PYD-IŞİD çatışması ile koalisyonun hava bombardımanından kaçan Suriyeliler Türkiye sınırına geliyor.

İnsanlığın acı feryadı Akçakale'de yankılandı

Suriye'nin Tel Abyad şehrinde PYD-IŞİD çatışması ile koalisyonun hava bombardımanından kaçan Suriyeliler can korkusuyla akın akın Türkiye sınırına geliyor.
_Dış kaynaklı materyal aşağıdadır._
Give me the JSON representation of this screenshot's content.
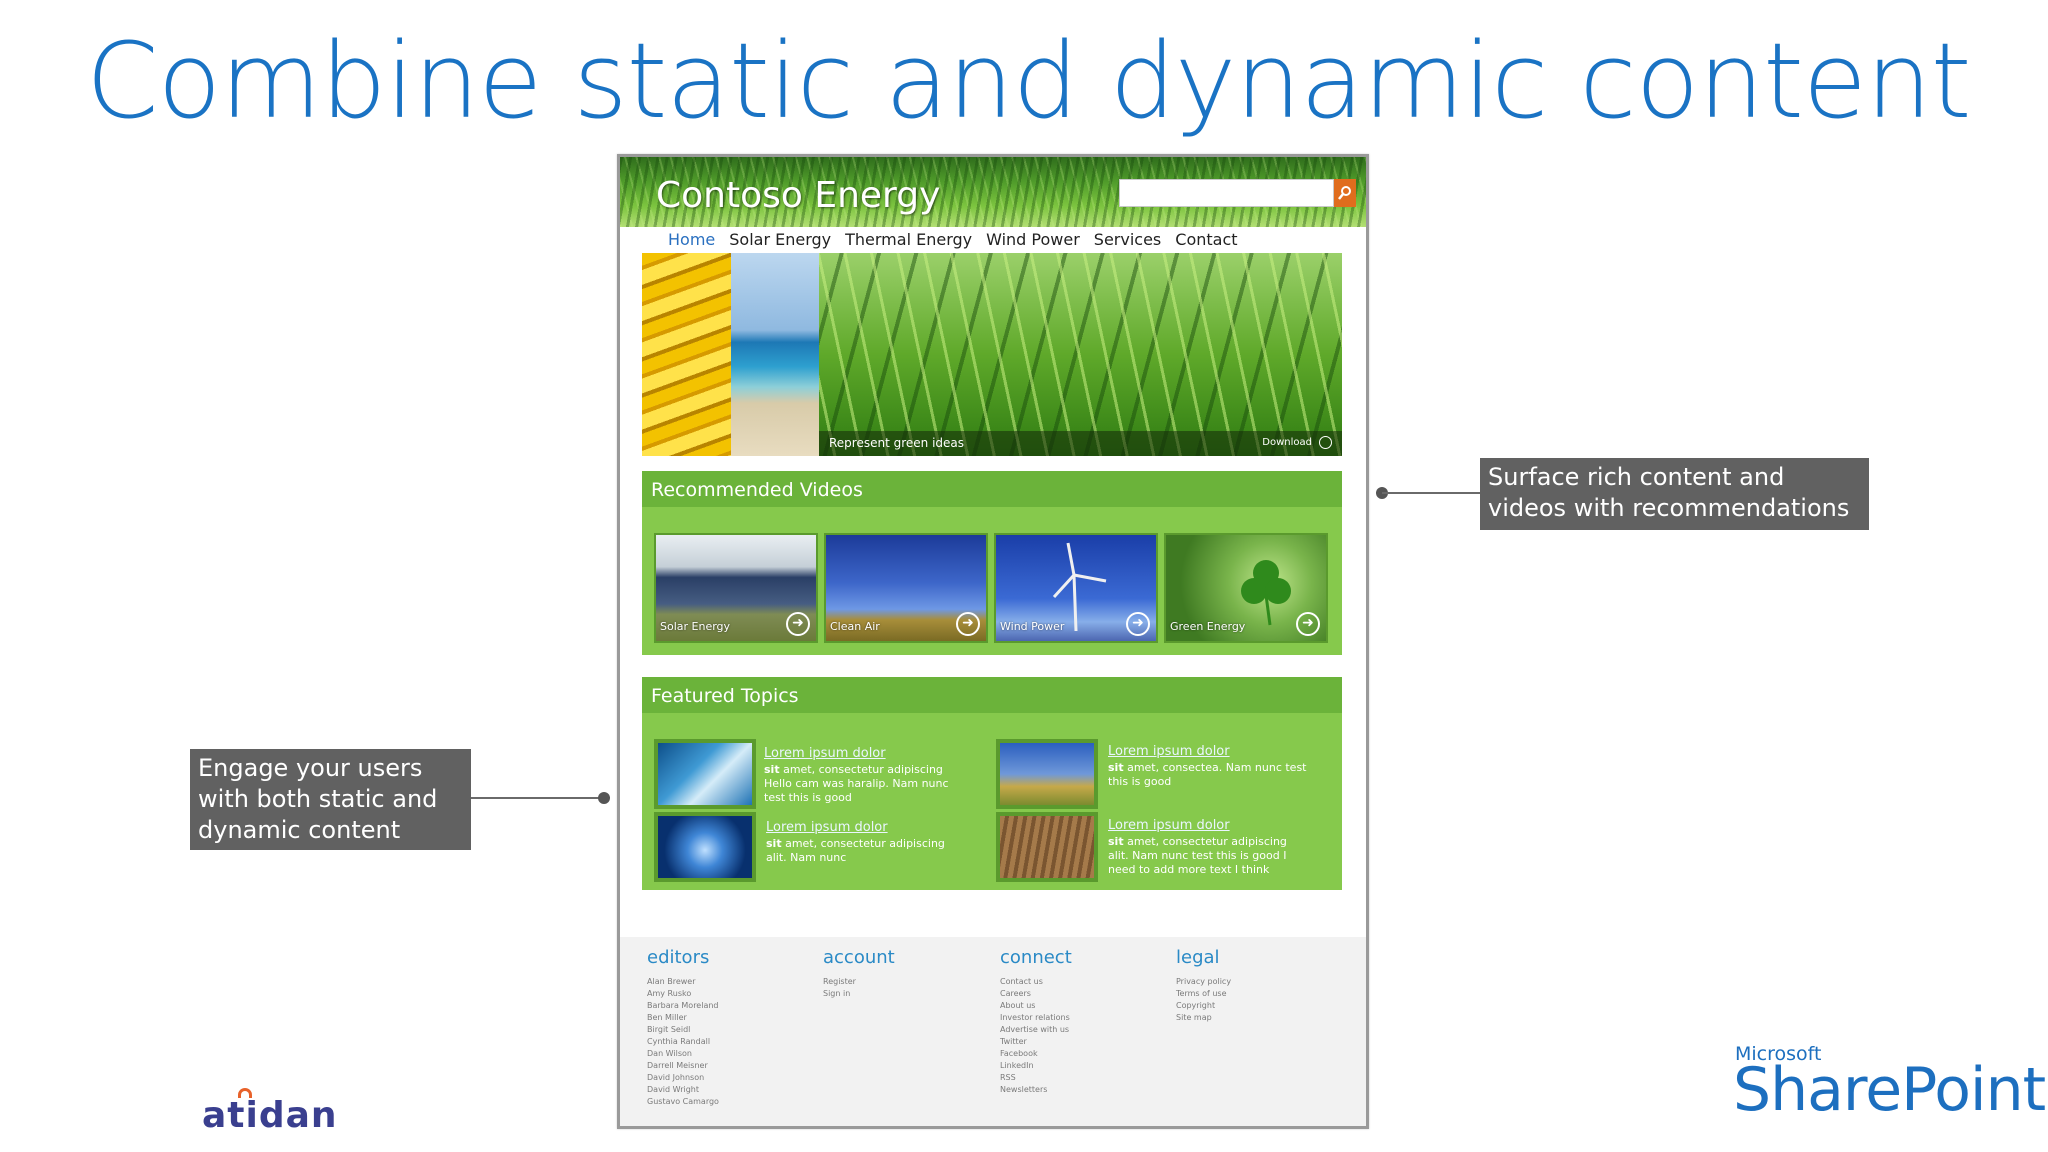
{
  "slide": {
    "title": "Combine static and dynamic content"
  },
  "site": {
    "logo": "Contoso Energy",
    "search": {
      "placeholder": ""
    },
    "nav": [
      "Home",
      "Solar Energy",
      "Thermal Energy",
      "Wind Power",
      "Services",
      "Contact"
    ],
    "active_nav": "Home",
    "hero": {
      "caption": "Represent green ideas",
      "download_label": "Download"
    },
    "videos": {
      "title": "Recommended  Videos",
      "items": [
        {
          "label": "Solar  Energy"
        },
        {
          "label": "Clean  Air"
        },
        {
          "label": "Wind  Power"
        },
        {
          "label": "Green Energy"
        }
      ]
    },
    "topics": {
      "title": "Featured  Topics",
      "items": [
        {
          "link": "Lorem ipsum dolor",
          "bold": "sit",
          "text": "amet, consectetur adipiscing Hello cam was haralip. Nam nunc test this is good"
        },
        {
          "link": "Lorem ipsum dolor",
          "bold": "sit",
          "text": "amet, consectea. Nam nunc test this is good"
        },
        {
          "link": "Lorem ipsum dolor",
          "bold": "sit",
          "text": "amet, consectetur adipiscing alit. Nam nunc"
        },
        {
          "link": "Lorem ipsum dolor",
          "bold": "sit",
          "text": "amet, consectetur adipiscing alit. Nam nunc test this is good I need to add more text I think"
        }
      ]
    },
    "footer": {
      "columns": [
        {
          "heading": "editors",
          "items": [
            "Alan Brewer",
            "Amy Rusko",
            "Barbara Moreland",
            "Ben Miller",
            "Birgit Seidl",
            "Cynthia Randall",
            "Dan Wilson",
            "Darrell Meisner",
            "David Johnson",
            "David Wright",
            "Gustavo Camargo"
          ]
        },
        {
          "heading": "account",
          "items": [
            "Register",
            "Sign in"
          ]
        },
        {
          "heading": "connect",
          "items": [
            "Contact us",
            "Careers",
            "About us",
            "Investor relations",
            "Advertise with us",
            "Twitter",
            "Facebook",
            "LinkedIn",
            "RSS",
            "Newsletters"
          ]
        },
        {
          "heading": "legal",
          "items": [
            "Privacy policy",
            "Terms of use",
            "Copyright",
            "Site map"
          ]
        }
      ]
    }
  },
  "callouts": {
    "right": "Surface rich content and videos with recommendations",
    "left": "Engage your users with both static and dynamic content"
  },
  "logos": {
    "atidan": "atidan",
    "microsoft": "Microsoft",
    "sharepoint": "SharePoint"
  },
  "colors": {
    "title_blue": "#1a73c4",
    "panel_green": "#86c94c",
    "panel_head_green": "#6bb33a",
    "callout_gray": "#616161",
    "search_orange": "#e06d1d"
  }
}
Türkiye'nin adeta can pazarının yaşandığı Akçakale sınırını önceki gün mültecilere yeniden açmasının ardından iki günde 18 bin Suriyeli ülkemize giriş yaptı. 3-4 bin kişi de sınır kapısına yakın bölgede geçmek için bekliyor. Akçakale Sınır Kapısı'nın hemen yanında polis bariyerleri ile oluşturulan koridordan geçiş yapan Suriyeliler günler sonra buldukları ‘bir somun ekmek, bir paket bisküvi ve bir şişe suyla' hayata tutunuyor. Boyunun yarısı kadar ekmeği ailesine mutlulukla taşıyan çocuklar herkesi duygulandırıyor.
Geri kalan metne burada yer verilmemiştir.